The terms laid down in the charter could be useful to the carrier company in reducing or avoiding the liabilities arising from the damaged groups. This is affected by two conditions, the claimant being part of the charter party or a third party to the bill of lading. Bruno being a member to the charter party would mean that the carriage company refer to the charter party terms and find loopholes from which it could use to reduce the liability it is exposed to.
From the above arguments, it is therefore upon the judge to decide which side of the facts labeled before him or her, has more supporting facts than the other. The carrier company however stands a good chance of winning any legal action taken against it if they get the services of a very articulate lawyer to put the points across in more clear and understandable manner.
Court Case Study
Serena Navigation Ltd. v. Dera Commercial Establishment – The “Limnos”, Queen’s Bench Division (Commercial Court) 28-29 April; 15 May 2008,  2 Lloyd’s Rep, 166.
Serena navigation had carried shipment of corn from United States of America on behalf of the Dera commercial establishment. Dera commercial establishment sued Serena navigations for the damages of the goods while transported in the sea. The judges had noted that the goods in question had only a small percentage of them that had gotten wet in the process of transporting them to the Dera commercial establishment. The cargo owners pleaded with the court to make Serena navigations limited pay for the damages.
By reason of the matters alleged above, Dera commercial establishments has suffered loss and damage and has been put to expense.
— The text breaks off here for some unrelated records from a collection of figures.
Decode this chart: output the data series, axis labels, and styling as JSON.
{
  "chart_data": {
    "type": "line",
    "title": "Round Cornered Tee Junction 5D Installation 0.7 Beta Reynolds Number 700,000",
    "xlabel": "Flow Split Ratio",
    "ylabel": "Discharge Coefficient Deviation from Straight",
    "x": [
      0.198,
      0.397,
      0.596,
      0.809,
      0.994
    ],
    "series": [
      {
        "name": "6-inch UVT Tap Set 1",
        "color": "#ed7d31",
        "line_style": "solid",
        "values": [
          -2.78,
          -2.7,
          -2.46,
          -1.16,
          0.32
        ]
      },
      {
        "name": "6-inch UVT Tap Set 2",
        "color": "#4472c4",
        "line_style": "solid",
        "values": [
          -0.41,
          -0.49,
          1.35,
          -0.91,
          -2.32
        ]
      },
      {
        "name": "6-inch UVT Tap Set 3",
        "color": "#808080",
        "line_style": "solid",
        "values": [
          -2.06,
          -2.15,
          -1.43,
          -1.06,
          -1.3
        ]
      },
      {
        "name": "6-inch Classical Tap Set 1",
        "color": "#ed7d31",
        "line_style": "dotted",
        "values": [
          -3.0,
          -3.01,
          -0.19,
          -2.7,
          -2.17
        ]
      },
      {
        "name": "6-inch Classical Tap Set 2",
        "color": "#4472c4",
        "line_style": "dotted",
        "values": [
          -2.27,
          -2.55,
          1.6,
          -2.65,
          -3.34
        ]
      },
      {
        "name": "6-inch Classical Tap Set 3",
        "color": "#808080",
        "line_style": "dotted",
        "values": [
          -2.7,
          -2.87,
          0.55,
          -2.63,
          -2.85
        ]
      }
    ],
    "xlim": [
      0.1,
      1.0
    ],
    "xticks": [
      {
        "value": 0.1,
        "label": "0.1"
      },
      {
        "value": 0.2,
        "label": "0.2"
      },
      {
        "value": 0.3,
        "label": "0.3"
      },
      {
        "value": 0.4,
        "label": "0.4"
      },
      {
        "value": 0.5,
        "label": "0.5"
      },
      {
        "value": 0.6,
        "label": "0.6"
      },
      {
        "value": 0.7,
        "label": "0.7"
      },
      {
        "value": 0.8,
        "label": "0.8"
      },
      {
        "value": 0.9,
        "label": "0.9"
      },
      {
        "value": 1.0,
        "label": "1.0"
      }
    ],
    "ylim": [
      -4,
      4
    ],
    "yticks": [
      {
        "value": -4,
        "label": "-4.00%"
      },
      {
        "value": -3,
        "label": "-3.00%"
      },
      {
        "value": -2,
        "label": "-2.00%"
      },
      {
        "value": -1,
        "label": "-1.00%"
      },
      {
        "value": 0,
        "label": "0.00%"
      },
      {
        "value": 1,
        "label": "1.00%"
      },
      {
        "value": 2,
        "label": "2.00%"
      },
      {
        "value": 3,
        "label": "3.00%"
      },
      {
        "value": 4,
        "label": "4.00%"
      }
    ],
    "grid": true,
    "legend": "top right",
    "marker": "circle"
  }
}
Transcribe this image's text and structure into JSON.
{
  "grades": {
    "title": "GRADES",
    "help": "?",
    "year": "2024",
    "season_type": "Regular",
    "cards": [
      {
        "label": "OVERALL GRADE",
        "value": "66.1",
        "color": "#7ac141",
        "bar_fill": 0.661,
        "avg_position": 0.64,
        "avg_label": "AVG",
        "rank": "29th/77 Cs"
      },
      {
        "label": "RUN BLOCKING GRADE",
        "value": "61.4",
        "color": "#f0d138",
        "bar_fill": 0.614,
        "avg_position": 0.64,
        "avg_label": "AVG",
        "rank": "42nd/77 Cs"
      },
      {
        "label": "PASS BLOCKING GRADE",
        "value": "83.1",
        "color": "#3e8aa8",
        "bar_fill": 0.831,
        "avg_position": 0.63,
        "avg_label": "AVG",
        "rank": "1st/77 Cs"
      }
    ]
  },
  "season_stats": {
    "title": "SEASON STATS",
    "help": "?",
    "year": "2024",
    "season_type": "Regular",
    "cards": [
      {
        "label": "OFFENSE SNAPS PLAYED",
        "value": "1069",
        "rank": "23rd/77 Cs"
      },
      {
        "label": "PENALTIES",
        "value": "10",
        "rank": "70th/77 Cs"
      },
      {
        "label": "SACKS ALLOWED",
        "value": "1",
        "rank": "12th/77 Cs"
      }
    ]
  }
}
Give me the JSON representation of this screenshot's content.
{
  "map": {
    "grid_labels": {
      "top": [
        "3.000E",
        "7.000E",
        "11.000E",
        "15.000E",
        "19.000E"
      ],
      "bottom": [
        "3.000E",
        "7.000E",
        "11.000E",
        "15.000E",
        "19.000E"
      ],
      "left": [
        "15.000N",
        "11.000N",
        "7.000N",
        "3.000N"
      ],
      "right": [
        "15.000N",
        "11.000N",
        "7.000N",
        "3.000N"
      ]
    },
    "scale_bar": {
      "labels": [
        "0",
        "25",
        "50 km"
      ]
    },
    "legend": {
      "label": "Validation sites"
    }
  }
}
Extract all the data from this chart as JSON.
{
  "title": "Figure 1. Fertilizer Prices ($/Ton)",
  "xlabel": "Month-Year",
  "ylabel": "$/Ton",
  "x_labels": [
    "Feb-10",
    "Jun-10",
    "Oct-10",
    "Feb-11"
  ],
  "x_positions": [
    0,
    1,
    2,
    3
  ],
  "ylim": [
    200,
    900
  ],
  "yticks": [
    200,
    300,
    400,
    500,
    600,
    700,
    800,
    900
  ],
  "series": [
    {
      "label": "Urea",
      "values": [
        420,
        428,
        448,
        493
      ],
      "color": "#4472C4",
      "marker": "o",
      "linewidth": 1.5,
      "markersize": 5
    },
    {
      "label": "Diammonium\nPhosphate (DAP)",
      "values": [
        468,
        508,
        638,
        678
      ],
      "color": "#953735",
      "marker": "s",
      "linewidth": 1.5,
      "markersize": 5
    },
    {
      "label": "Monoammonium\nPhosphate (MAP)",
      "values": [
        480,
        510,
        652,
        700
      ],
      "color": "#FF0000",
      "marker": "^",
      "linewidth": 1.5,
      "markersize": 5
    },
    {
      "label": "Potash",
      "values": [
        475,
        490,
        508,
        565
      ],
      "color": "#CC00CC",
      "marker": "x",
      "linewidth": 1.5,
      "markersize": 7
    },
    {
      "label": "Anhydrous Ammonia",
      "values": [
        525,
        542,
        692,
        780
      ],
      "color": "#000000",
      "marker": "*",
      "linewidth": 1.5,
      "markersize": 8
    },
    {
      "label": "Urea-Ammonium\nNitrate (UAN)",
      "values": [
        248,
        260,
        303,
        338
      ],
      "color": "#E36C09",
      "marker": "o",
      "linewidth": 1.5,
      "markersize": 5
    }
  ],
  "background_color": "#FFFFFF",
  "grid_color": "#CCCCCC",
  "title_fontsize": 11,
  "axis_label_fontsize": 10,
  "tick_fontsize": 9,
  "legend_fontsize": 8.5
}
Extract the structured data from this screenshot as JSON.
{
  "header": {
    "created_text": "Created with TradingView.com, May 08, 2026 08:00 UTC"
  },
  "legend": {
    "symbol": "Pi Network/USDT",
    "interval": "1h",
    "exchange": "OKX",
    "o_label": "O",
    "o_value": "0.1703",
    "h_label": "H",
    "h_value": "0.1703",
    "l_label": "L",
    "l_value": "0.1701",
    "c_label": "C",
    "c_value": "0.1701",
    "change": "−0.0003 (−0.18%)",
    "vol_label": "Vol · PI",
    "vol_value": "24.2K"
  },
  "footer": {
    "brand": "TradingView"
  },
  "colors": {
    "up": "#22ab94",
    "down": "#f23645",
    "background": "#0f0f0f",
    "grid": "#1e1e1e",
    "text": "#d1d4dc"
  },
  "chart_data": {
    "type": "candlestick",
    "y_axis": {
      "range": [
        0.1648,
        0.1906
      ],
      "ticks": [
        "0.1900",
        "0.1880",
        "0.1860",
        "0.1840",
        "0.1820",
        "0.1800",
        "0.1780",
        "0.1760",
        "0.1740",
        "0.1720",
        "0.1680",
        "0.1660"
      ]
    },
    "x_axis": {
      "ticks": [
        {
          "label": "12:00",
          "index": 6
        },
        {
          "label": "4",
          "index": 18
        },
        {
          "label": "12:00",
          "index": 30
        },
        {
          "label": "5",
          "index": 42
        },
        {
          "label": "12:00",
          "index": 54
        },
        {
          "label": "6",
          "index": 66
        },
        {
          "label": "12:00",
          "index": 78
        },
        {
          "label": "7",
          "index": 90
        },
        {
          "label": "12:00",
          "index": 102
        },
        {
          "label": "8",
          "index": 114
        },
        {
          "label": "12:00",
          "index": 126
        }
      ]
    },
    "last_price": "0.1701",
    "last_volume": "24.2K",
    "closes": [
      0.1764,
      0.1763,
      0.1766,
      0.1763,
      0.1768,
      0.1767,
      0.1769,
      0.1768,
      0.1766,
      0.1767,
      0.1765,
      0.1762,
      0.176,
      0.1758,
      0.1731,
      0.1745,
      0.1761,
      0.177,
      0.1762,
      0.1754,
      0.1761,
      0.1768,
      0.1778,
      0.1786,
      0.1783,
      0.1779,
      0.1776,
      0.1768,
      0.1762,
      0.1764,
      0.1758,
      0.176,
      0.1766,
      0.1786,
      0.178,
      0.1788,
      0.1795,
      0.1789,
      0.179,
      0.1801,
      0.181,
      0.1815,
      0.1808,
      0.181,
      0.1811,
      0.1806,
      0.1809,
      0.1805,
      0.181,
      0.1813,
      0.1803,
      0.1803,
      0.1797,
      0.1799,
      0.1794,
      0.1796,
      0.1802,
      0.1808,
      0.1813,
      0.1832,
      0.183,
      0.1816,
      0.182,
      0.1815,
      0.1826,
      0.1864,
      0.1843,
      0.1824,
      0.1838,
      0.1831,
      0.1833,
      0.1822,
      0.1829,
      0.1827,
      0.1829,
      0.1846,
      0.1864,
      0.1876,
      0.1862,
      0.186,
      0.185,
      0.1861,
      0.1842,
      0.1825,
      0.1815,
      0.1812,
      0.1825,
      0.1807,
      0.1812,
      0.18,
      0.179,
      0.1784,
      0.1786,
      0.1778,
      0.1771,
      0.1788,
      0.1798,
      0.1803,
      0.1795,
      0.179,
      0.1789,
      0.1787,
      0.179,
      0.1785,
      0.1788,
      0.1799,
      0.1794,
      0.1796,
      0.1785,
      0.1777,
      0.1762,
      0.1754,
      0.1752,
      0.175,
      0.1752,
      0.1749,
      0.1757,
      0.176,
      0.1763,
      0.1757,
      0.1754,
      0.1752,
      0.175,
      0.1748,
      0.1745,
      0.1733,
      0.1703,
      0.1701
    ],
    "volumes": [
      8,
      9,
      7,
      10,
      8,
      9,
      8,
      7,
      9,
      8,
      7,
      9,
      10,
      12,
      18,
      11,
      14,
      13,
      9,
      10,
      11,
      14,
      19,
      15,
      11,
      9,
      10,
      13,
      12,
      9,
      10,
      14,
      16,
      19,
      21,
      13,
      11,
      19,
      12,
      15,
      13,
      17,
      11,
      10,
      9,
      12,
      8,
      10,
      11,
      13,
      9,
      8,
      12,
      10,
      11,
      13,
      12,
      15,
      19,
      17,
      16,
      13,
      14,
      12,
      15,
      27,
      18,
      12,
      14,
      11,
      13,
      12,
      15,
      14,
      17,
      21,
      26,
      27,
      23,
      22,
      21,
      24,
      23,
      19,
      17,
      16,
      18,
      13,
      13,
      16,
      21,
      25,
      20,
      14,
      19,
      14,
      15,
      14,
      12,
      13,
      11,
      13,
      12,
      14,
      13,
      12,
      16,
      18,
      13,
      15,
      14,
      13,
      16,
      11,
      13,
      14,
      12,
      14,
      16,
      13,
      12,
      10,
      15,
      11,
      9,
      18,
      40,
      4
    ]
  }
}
The establishment further went ahead to give the value of the goods which were not delivered to the tune of $ 1,742.40.the court established the subject of dispute was in the article 5(a) of Hague- Visby which states that
Unless the nature and value of such goods have been declared by the shipper before shipment and inserted in the bill of lading, neither the carrier nor the ship shall in the event be or become liable for any loss or damage in connection with goods in an amount not exceeding 666.77 per package or unit or 2 per kilogram of gross weight of the goods lost or damaged, whichever is higher
The court established that Dera commercial establishments had not suffered loss or damage to its goods as it claimed. The English law demands that the claimant mustprove that the lost or damaged goods were physically lost or damaged. Regarding economic loss, Dera had assumed that the goods had lost value but had not carried out an actual evaluation and test find out if this fact was true. Serena navigations could therefore not be liable to presumed losses.